Export growth continues to be a major component supporting China's rapid economic growth. To increase exports, China has pursued policies such as fostering the rapid development of foreign-invested factories, which assemble imported components into consumer goods for export and liberalizing trading rights.

The United States is one of China's primary suppliers of power generating equipment, aircraft and parts, computers and industrial machinery, raw materials, and chemical and agricultural products. However, U.S. exporters continue to have concerns about fair market access due to strict testing and standards requirements for some imported products. In addition, nontransparency in the regulatory process makes it difficult for businesses to plan for changes in the domestic market structure.

Foreign Investment

Foreign investment stalled in late 1989 in the aftermath of Tiananmen. In response, the government introduced legislation and regulations designed to encourage foreigners to invest in high-priority sectors and regions.

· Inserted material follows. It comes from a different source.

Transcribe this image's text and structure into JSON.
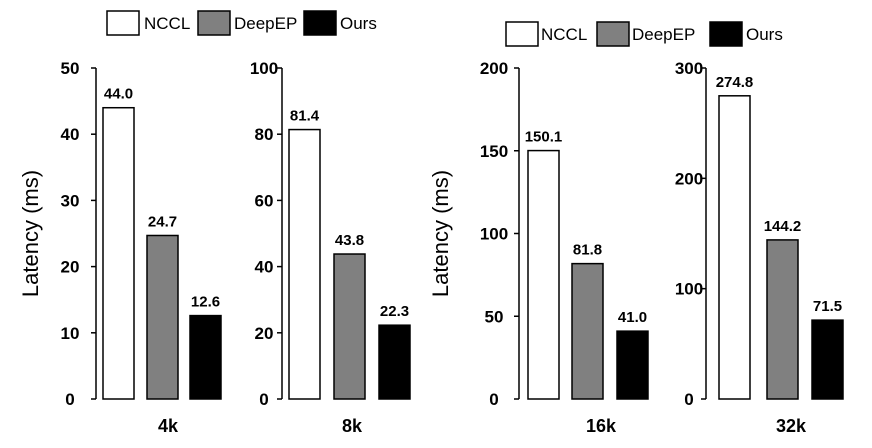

In 1990, the government eliminated time restrictions on the establishment of joint ventures, provided some assurances against nationalization, and allowed foreign partners to become chairs of joint venture boards. In 1991, China granted more preferential tax treatment for wholly foreign-owned businesses and contractual ventures and for foreign companies which invest in selected economic zones or in projects encouraged by the state, such as energy, communications, and transportation. China also authorized some foreign banks to open branches in Shanghai and allowed foreign investors to purchase special "B" shares of stock in selected companies listed on the Shanghai and Shenzhen Securities Exchanges. These "B" shares are sold to foreigners but carry no ownership rights in a company. China revised significantly its laws on Wholly Foreign-Owned Enterprises and China Foreign Equity Joint Ventures in 2000 and 2001, easing export performance and domestic content requirements. In 2002, China received nearly $53 billion in foreign direct investment, making it the number one recipient of FDI in the world.

Opening to the outside remains central to China's development. Foreign-invested enterprises produce about 45% of China's exports, and China continues to attract large investment inflows. For the past 8 years, China has been the world's second-largest recipient of foreign direct investment after the United States. Foreign exchange reserves totaled about $290 billion in 2002.